Erkunde Tasmaniens Strafkolonien: Port Arthur, die Cascades Female Factory, Richmond Gaol und Darlington. Fakten, Geschichte und Tipps zum UNESCO-Welterbe.
Tasmanien weckt Bilder von rauen Landschaften, wilden Tieren und langen, stillen Horizonten. Weniger bekannt ist, dass hier auch eine Kette historischer Strafanstalten liegt, die inzwischen als Erbe der Menschheit gilt. Diese Orte bewahren nicht nur die Geschichten der Verurteilten, sondern eines ganzen Zeitalters, in dem Großbritannien seine Gefangenen an den Rand der Welt verbannte. Der Kontrast zwischen Postkartenidylle und einem strengen Strafsystem lässt sich kaum übersehen.
Im 19. Jahrhundert waren die Gefängnisse Großbritanniens überfüllt, und die Regierung begann, Häftlinge in die Kolonien zu verschiffen. Tasmanien, damals als Van Diemen’s Land bekannt, wurde zu einem der Hauptziele. Über 50 Jahre hinweg wurden mehr als 73.000 Menschen hierher gebracht – vom Dieb bis zu jenen, die ihre Familien schlicht nicht ernähren konnten.
Es handelte sich nicht nur um Zellenblöcke. Entstanden sind ganze Siedlungen mit Werkstätten, Fabriken, Feldern und strengen Tagesabläufen. Arbeit und Disziplin sollten auf dem Papier bessern; in der Praxis war das Regime hart und oft brutal, und nicht alle überlebten es. Die Nüchternheit dieser Idee wirkt heute umso kälter.

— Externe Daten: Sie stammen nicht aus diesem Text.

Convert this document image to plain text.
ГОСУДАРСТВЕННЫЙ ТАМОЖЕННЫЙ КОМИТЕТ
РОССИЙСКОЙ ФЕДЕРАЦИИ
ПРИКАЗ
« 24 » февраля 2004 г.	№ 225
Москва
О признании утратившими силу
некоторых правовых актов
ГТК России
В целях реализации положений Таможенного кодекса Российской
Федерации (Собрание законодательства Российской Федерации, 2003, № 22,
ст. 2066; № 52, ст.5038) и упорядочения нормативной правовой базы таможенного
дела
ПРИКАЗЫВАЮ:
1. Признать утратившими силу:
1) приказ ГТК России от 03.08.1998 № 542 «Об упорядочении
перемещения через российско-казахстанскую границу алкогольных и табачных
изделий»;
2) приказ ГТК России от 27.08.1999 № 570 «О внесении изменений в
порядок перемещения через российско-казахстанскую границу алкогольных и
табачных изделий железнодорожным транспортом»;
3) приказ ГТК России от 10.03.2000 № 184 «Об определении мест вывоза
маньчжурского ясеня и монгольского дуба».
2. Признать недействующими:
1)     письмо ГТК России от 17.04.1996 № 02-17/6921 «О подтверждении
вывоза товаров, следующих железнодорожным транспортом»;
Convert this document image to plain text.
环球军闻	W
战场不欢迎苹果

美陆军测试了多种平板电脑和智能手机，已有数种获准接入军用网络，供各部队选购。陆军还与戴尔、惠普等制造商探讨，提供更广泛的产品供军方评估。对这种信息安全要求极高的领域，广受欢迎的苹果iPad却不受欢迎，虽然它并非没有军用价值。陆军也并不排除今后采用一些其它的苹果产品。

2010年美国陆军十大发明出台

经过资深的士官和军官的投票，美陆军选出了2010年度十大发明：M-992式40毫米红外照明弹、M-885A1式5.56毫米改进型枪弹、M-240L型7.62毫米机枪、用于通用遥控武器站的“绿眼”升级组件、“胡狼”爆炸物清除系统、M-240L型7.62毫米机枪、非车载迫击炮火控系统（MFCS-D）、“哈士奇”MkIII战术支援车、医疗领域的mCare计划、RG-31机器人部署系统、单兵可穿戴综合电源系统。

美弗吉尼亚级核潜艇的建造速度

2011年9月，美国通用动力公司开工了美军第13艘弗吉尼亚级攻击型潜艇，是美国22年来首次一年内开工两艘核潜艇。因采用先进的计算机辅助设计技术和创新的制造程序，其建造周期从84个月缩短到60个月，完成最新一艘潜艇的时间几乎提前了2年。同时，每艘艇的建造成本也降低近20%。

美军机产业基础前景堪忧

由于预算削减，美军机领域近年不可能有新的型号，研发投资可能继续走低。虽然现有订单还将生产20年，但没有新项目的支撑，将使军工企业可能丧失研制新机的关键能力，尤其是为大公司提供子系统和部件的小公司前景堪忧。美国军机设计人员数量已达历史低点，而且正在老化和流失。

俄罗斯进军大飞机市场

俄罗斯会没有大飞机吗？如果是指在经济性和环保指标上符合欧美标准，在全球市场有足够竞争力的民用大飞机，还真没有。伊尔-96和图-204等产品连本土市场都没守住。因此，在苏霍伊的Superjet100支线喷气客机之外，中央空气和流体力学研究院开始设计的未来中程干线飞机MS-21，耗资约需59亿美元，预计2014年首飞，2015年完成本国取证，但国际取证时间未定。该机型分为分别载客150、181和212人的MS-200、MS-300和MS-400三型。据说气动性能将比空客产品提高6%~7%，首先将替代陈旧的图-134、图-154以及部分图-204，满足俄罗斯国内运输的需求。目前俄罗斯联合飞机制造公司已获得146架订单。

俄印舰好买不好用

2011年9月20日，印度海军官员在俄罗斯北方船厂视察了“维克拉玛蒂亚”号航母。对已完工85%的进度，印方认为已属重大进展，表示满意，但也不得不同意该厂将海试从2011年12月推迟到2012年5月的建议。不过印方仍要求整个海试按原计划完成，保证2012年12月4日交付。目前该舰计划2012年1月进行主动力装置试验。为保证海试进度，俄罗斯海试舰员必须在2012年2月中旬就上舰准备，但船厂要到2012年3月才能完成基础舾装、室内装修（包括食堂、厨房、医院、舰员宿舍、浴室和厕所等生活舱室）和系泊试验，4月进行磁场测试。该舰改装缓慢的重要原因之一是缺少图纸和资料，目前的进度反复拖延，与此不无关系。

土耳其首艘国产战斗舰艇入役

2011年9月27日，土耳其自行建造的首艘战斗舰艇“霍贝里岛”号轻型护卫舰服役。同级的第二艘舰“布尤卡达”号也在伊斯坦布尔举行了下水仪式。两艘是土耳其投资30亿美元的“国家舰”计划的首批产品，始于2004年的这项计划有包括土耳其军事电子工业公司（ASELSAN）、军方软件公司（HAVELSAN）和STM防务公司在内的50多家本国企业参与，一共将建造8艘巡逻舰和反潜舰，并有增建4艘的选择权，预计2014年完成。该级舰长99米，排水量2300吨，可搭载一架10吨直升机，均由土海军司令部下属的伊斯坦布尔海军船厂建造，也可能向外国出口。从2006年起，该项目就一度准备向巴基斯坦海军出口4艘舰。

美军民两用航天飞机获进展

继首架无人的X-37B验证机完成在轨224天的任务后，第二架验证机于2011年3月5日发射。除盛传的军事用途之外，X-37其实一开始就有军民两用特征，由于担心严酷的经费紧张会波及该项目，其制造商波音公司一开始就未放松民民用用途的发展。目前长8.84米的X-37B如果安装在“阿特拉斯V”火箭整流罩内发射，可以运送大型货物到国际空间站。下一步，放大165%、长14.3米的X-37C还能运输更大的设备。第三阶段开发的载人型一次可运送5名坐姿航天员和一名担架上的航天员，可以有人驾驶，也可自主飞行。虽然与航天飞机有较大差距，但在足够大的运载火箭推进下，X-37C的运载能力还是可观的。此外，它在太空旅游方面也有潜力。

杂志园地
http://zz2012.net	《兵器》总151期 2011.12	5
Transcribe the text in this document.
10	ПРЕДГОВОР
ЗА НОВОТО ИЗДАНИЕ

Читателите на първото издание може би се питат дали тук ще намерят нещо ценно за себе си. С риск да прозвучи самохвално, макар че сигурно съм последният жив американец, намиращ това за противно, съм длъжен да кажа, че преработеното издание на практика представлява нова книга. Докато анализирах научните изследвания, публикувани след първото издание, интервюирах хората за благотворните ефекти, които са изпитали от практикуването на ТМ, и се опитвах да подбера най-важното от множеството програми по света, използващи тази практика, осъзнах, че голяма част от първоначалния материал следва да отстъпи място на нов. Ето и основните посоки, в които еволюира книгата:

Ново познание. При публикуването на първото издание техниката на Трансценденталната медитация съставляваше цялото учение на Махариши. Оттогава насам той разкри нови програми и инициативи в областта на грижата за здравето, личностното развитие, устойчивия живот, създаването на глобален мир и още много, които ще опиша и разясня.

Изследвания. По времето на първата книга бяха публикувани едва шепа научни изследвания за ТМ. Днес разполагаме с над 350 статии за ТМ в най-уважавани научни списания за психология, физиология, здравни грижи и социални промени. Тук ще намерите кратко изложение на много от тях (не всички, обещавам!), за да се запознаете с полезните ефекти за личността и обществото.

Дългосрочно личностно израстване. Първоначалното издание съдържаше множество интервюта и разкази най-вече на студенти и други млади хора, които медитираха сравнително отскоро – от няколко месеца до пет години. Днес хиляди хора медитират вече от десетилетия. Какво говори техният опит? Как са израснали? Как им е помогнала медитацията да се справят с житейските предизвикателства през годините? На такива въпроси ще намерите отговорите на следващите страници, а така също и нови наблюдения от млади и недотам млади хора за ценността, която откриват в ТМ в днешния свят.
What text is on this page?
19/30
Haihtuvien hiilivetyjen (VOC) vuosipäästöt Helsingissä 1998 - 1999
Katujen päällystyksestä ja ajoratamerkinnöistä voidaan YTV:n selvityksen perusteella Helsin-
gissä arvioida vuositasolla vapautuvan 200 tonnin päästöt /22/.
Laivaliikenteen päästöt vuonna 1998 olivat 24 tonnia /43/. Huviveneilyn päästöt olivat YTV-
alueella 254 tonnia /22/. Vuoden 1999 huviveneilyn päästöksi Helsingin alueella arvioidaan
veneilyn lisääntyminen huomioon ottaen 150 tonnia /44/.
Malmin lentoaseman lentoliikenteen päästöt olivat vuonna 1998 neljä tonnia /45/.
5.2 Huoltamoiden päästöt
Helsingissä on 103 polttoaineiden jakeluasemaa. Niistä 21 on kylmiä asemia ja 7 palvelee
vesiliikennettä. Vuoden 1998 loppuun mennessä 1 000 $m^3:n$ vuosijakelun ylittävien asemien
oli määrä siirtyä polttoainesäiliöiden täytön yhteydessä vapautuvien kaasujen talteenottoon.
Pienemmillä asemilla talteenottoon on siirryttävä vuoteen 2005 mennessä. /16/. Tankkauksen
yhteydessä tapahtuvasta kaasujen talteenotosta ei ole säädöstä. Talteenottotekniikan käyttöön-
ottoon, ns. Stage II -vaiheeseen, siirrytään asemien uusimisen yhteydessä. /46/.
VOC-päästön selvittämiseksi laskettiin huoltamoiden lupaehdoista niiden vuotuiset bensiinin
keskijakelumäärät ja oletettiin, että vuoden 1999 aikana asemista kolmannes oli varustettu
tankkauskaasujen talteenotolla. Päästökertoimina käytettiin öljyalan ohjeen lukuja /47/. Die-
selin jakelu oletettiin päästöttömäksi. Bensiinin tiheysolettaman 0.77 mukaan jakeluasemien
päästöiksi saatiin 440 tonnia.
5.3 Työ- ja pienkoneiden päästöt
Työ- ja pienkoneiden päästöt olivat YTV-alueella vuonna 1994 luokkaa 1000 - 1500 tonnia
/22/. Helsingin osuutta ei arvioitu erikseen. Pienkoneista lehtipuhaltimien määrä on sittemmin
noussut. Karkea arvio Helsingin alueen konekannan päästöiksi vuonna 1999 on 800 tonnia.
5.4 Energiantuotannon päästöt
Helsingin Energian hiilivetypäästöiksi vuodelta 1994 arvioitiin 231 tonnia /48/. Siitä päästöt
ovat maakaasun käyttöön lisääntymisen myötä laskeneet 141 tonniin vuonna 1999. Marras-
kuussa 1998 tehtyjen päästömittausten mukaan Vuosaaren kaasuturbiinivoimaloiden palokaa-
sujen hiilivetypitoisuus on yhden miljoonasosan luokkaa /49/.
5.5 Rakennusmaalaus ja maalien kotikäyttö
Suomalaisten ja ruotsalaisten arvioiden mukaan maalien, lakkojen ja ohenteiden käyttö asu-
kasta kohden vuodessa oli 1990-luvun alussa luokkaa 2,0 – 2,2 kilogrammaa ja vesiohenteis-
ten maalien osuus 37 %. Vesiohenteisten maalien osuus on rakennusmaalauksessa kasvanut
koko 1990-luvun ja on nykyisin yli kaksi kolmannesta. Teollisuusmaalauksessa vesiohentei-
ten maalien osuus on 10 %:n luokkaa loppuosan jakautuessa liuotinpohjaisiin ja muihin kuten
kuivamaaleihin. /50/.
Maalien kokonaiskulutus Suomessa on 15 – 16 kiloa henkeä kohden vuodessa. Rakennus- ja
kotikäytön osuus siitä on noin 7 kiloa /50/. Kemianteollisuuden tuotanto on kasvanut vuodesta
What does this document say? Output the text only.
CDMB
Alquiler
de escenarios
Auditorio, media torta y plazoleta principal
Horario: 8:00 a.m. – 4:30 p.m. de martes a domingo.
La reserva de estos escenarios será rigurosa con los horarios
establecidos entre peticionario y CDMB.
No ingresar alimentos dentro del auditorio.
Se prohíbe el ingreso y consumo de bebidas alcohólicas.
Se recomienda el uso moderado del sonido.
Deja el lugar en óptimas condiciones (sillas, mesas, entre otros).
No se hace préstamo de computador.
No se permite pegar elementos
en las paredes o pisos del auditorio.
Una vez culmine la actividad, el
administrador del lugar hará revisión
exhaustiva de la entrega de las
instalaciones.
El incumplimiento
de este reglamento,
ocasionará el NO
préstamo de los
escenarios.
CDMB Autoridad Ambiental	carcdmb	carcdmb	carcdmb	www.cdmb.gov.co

Als wohl bekanntestes Kapitel gilt Port Arthur. Es begann als Holzfällerlager und entwickelte sich rasch zu einer Strafkolonie für als unverbesserlich eingestufte Häftlinge. In Werkstätten arbeiteten sie in der Metallverarbeitung und Schreinerei, stellten Ziegel her und bauten sogar Schiffe.
Das Hauptgebäude war ein separates Gefängnis mit Einzelzellen und nahezu völliger Stille. Prügel wurden durch Isolation und Einsamkeit ersetzt – angeblich eine heilende Methode, die in der Realität viele psychisch zerbrach.
Ganz in der Nähe liegt die Isle of the Dead, ein Friedhof mit etwa tausend Gräbern. Dort wurden nicht nur Gefangene beigesetzt, sondern auch Aufseher, deren Familien und Kinder. Heute führen Touren dorthin, und die Grabsteine stehen noch. Gerade hier wirkt die Vergangenheit greifbar nah.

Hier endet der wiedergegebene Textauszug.